Opened 8 years ago
Last modified 3 years ago
#38076 new defect (bug)
Network admin plugin pages can be accessed on non-multisite
Reported by: | flixos90 | Owned by: | |
---|---|---|---|
Milestone: | Future Release | Priority: | normal |
Severity: | normal | Version: | |
Component: | Administration | Keywords: | has-patch dev-feedback |
Focuses: | multisite | Cc: |
Description
I just noticed that it's theoretically possible to access a plugin-generated page in the network admin panel even if we're not on a multisite setup. The same applies to the user admin panel as well.

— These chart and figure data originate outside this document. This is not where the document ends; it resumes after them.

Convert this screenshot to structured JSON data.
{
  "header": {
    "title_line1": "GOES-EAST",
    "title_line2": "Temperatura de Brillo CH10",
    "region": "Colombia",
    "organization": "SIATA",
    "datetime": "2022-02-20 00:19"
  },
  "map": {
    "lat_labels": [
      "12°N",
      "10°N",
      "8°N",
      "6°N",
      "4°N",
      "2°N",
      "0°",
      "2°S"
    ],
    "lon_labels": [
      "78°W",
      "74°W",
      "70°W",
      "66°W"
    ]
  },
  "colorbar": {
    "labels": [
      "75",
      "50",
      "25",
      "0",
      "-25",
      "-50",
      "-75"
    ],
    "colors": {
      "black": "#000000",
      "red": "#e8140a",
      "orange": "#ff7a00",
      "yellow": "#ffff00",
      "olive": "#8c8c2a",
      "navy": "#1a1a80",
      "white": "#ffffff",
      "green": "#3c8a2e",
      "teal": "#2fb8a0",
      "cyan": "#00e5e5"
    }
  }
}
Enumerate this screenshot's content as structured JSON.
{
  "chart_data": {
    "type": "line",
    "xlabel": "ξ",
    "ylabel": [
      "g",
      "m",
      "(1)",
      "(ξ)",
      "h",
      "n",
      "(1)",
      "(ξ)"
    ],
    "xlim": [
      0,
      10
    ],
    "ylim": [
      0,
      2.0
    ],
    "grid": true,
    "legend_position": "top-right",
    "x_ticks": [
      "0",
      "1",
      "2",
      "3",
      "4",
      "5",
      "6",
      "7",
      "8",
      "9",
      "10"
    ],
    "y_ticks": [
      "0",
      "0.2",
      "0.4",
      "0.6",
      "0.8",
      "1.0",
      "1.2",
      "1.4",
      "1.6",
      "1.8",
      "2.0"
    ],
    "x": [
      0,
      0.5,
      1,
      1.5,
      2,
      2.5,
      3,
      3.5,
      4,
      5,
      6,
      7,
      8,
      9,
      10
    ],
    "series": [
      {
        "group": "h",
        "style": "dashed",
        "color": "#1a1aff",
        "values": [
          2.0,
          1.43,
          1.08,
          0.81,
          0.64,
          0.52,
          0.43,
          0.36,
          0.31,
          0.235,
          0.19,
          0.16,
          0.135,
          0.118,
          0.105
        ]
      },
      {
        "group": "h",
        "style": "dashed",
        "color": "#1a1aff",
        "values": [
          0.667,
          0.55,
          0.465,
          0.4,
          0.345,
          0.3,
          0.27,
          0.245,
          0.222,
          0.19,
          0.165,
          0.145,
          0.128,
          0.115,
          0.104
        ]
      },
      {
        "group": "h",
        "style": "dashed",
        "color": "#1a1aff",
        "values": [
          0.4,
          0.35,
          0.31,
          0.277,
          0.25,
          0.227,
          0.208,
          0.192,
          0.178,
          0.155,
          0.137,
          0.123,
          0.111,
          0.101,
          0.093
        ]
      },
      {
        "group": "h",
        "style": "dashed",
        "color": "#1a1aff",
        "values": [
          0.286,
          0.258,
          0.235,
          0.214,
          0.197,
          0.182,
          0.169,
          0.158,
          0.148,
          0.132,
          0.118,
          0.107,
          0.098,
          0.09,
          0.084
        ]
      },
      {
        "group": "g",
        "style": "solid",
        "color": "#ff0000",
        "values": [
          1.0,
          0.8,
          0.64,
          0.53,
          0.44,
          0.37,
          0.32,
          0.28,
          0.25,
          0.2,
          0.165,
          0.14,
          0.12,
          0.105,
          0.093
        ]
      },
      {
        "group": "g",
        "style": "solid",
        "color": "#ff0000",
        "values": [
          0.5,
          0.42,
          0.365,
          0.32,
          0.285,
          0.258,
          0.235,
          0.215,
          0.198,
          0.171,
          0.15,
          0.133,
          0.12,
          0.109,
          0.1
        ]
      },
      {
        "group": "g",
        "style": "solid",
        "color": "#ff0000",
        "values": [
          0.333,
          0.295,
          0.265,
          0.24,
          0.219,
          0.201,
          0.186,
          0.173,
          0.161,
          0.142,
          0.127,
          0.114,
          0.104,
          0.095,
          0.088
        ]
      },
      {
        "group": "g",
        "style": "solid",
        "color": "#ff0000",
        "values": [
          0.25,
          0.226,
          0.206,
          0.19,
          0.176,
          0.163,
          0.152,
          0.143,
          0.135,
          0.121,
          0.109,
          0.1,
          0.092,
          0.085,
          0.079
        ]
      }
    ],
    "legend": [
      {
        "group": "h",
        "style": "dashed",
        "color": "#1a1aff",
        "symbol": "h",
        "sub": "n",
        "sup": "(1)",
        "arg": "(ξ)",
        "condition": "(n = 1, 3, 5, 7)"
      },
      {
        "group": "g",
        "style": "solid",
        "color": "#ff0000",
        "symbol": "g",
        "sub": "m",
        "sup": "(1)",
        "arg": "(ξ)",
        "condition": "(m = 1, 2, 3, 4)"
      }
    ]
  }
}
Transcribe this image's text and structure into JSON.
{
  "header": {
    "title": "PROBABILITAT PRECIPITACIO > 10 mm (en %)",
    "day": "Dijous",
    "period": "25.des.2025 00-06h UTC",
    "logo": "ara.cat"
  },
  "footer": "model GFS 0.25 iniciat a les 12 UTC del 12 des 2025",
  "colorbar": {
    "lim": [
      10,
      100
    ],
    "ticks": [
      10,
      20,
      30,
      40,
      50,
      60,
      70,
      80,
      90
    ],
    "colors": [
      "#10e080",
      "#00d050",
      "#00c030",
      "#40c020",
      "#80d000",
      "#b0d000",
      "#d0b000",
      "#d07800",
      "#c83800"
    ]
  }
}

To replicate, create a plugin that uses add_menu_page()
with a slug my_test_page
, hooked into network_admin_menu
. Then manually go to the URL http://yourdomain.com/wp-admin/network/admin.php?page=my_test_page
.
This happens because the is_multisite()
check happens only after including the general wp-admin/admin.php
administration bootstrap file which takes care of any plugin pages by itself. The problem is we can't do it before because WordPress hasn't been loaded then. A possible solution would be to split the require_once
statement in wp-admin/network/admin.php
into two, one to load the WordPress core functions, the other to load wp-admin/admin.php
.
I don't think this is a very critical issue, but I thought it should be a ticket. It's very unlikely that anyone tries to access a network admin URL when they don't have a multisite. On the other hand, we catch that in other areas (through ! is_multisite()
checks), so we might try to do it here as well.
When I replicate this bug as per instructions in the ticket description, I get a fatal error. I added a patch that redirects to the admin URL when attempting to access a plugin generated page in the network admin panel when multisite is not enabled.